Unfortunately, the simultaneous involvement and erasure of Black bodies within the medical establishment continues. The report cites a finding that many medical textbooks only describe childbirth as it presents on a specific pelvic morphology—that belonging to white, European women. What this means is that other pelvic presentations are automatically abnormal or at-risk, as many medical professionals find themselves ill-equipped to work with anything that deviates from the “norm”.

The third finding may just be the most groundbreaking within the national conversation, though it is not surprising for those working to spark change. The United Nations named structural racism and sexism as factors contributing to disparities in maternal health outcomes across income levels and national and regional borders. The potent combination of sexism and racism in health service delivery, says the UN, limits the provision of, and in many cases, access to, quality comprehensive maternal and sexual and reproductive health care for women and girls of African descent in the Americas. This shatters the notions of maternal blame that often shape some people’s understanding of the issue of maternal mortality.

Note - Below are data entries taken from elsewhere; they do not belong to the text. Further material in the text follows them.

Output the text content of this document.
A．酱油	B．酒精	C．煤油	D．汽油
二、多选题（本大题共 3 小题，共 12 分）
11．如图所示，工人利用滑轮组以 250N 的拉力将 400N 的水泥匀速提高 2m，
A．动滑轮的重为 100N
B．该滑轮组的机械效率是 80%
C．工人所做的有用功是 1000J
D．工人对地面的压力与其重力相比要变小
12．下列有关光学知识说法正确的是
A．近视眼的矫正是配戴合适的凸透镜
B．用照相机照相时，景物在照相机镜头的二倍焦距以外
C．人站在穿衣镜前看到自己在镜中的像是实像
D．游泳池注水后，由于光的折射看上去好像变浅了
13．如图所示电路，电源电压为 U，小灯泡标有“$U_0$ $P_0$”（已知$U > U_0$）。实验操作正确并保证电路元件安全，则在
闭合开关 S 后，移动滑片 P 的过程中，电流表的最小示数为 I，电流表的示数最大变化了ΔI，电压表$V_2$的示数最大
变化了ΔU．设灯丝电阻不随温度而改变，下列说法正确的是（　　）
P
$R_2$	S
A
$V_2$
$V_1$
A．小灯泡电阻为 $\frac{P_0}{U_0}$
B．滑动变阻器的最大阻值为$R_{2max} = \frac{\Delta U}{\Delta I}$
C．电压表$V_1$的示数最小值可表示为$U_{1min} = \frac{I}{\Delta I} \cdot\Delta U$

For the advocates and policymakers on the ground, the UN’s report is as affirming as it is disquieting. With the findings comes a recommendation—and an expectation—for key stakeholders. The UN asserts that national governments, international organizations, and healthcare organizations across the Americas can meet the reproductive health needs of Afrodescendent birthing people by addressing the root causes of structural racism, misogynoir, and the interactions that speak to these phenomena.